Die unterschiedlich großen Bilder zeigen Städte und Landschaften aus aller Welt. Die historischen Aufnahmen von Städten und Landschaften, die in der Ausstellung zu sehen sind, zeigen die Situation am Ende des 19. Jahrhunderts - romantisch verklärt durch die Technik der Photochrome. Seitdem haben sich die Städte rasant entwickelt, ihr Stadtbild verändert.

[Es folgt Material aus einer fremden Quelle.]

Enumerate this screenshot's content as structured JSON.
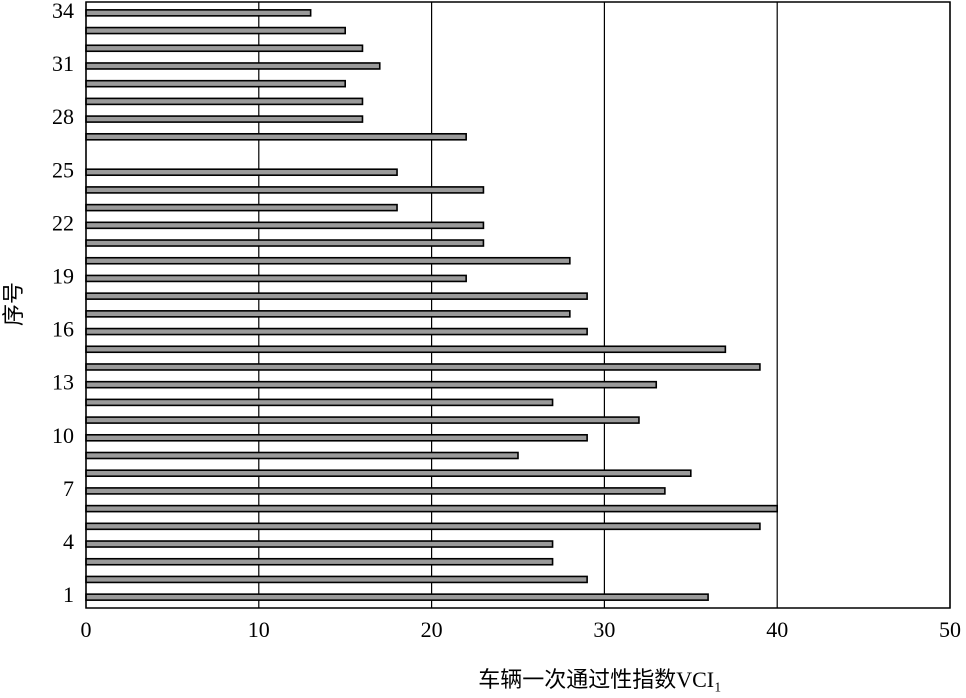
{
  "chart_data": {
    "type": "barh",
    "categories": [
      "1",
      null,
      null,
      "4",
      null,
      null,
      "7",
      null,
      null,
      "10",
      null,
      null,
      "13",
      null,
      null,
      "16",
      null,
      null,
      "19",
      null,
      null,
      "22",
      null,
      null,
      "25",
      null,
      null,
      "28",
      null,
      null,
      "31",
      null,
      null,
      "34"
    ],
    "values": [
      36,
      29,
      27,
      27,
      39,
      40,
      33.5,
      35,
      25,
      29,
      32,
      27,
      33,
      39,
      37,
      29,
      28,
      29,
      22,
      28,
      23,
      23,
      18,
      23,
      18,
      null,
      22,
      16,
      16,
      15,
      17,
      16,
      15,
      13
    ],
    "color": "#9a9a9a",
    "xlim": [
      0,
      50
    ],
    "xticks": [
      0,
      10,
      20,
      30,
      40,
      50
    ],
    "grid": true,
    "xlabel": "车辆一次通过性指数VCI₁",
    "ylabel": "序号"
  }
}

Dies ist auch am Beispiel Magdeburgs zu sehen. Wie in allen Städten am Fluss prägt die Elbe seit Jahrhunderten ganz maßgeblich das Bild der Stadt. Stadt- und Flusslandschaft waren im Prozess des stetigen gesellschaftlichen Wandels immer wieder Veränderungen unterworfen. Aktuell sind derartige Veränderungen intensiv erlebbar: Im Rahmen der Beteiligung an der Internationalen Bauausstellung Stadtumbau Sachsen-Anhalt 2010 (IBA) hat die Landeshauptstadt die Flusskante neu gestaltet. Der alte Handelshafen öffnet sich der Wissenschaft, ehemals industriell oder gewerblich genutzte Uferzonen wurden umgestaltet, das Ufer als grüner Landschaftsraum in der Stadt neu erlebbar. Unter dem Motto „Leben an und mit der Elbe" rücken Stadt und Fluss enger zusammen, es entstand eine neue Symbiose von Natur- und Stadtlandschaft.

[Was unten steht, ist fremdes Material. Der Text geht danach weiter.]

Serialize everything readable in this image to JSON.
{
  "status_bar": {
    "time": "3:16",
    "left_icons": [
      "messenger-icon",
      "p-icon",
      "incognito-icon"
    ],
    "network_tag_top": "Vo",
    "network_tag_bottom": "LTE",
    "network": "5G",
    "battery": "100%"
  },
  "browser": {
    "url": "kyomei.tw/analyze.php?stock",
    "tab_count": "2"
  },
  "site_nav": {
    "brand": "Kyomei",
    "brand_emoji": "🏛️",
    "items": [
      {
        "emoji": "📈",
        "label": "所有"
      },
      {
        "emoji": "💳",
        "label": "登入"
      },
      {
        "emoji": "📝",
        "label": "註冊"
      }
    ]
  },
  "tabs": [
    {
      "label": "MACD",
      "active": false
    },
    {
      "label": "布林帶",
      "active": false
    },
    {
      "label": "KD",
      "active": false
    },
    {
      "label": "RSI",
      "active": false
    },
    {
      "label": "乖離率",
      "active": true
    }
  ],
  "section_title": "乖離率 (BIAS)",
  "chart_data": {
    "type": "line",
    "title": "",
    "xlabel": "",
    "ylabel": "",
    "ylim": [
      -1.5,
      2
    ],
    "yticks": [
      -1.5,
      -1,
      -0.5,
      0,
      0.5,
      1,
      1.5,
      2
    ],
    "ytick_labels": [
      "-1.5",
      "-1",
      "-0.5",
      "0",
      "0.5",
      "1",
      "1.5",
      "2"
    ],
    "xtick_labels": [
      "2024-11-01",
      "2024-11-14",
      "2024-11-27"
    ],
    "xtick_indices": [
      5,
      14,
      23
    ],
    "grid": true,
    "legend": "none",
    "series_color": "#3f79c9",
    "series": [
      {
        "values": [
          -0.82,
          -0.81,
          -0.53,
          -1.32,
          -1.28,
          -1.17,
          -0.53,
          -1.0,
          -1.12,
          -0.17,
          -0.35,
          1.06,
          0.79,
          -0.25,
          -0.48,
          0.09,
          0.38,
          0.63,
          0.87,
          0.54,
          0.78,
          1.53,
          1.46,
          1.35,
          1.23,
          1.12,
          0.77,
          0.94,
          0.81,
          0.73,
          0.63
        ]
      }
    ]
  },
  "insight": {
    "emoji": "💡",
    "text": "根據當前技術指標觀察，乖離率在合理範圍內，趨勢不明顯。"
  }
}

Die Ausstellung „Weltreise der Photografie" macht diese Veränderungen anhand der historischen Aufnahmen nachvollziehbar. Sie kann bis zum 18. Juli im Landesfunkhaus des MDR montags bis freitags von 10 bis 18 Uhr sowie samstags und sonntags von 10 bis 16 Uhr besucht werden. Der Eintritt ist frei.

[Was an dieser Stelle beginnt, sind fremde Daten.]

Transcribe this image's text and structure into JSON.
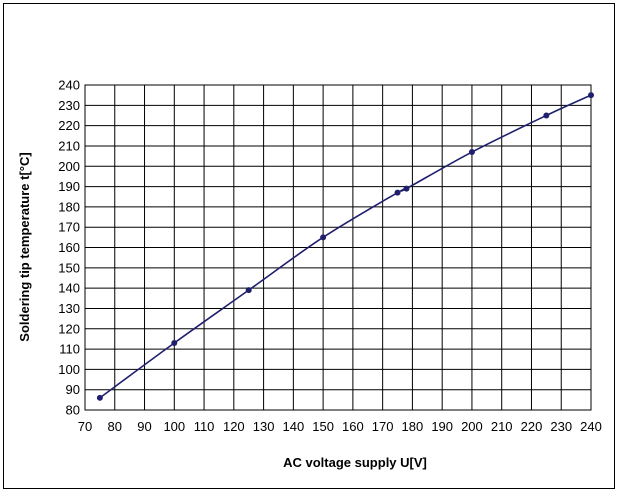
{
  "chart_data": {
    "type": "line",
    "title": "",
    "xlabel": "AC voltage supply U[V]",
    "ylabel": "Soldering tip temperature t[°C]",
    "xlim": [
      70,
      240
    ],
    "ylim": [
      80,
      240
    ],
    "x_ticks": [
      70,
      80,
      90,
      100,
      110,
      120,
      130,
      140,
      150,
      160,
      170,
      180,
      190,
      200,
      210,
      220,
      230,
      240
    ],
    "y_ticks": [
      80,
      90,
      100,
      110,
      120,
      130,
      140,
      150,
      160,
      170,
      180,
      190,
      200,
      210,
      220,
      230,
      240
    ],
    "grid": true,
    "line_color": "#1f1f6e",
    "series": [
      {
        "x": [
          75,
          100,
          125,
          150,
          175,
          178,
          200,
          225,
          240
        ],
        "y": [
          86,
          113,
          139,
          165,
          187,
          189,
          207,
          225,
          235
        ]
      }
    ]
  }
}
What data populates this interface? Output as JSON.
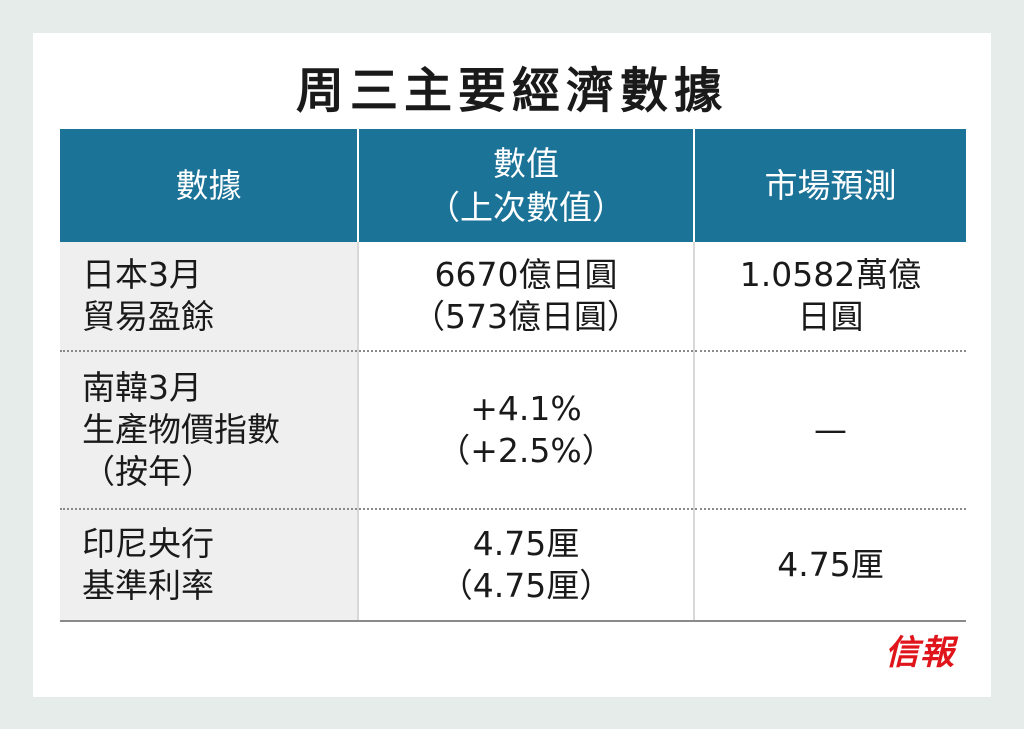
{
  "title": "周三主要經濟數據",
  "table": {
    "headers": {
      "col1": "數據",
      "col2_line1": "數值",
      "col2_line2": "（上次數值）",
      "col3": "市場預測"
    },
    "rows": [
      {
        "label_line1": "日本3月",
        "label_line2": "貿易盈餘",
        "value": "6670億日圓",
        "previous": "（573億日圓）",
        "forecast_line1": "1.0582萬億",
        "forecast_line2": "日圓"
      },
      {
        "label_line1": "南韓3月",
        "label_line2": "生產物價指數",
        "label_line3": "（按年）",
        "value": "+4.1%",
        "previous": "（+2.5%）",
        "forecast": "—"
      },
      {
        "label_line1": "印尼央行",
        "label_line2": "基準利率",
        "value": "4.75厘",
        "previous": "（4.75厘）",
        "forecast": "4.75厘"
      }
    ]
  },
  "logo": "信報",
  "colors": {
    "header_bg": "#1c7398",
    "logo": "#e0141b"
  }
}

Hintergrund: Das Wort Photochrom setzt sich aus den griechischen Wörtern für Licht und Farbe zusammen. Die Reproduktionstechnik, die Ende des 19. Jahrhunderts entwickelt wurde, ist ein kompliziertes Verfahren, um Schwarzweißnegative in Farbbilder zu verwandeln. Dabei wurden die einzelnen Farben dem Negativ manuell zugeordnet und nach der Belichtung eines mit einer Asphaltmischung überzogenen Lithosteins Schichtweise, also Farbe für Farbe, übereinandergedruckt. Aus der Mischung der bis zu zwanzig Farben entstand das bunte Endprodukt, ein Farblichtbild.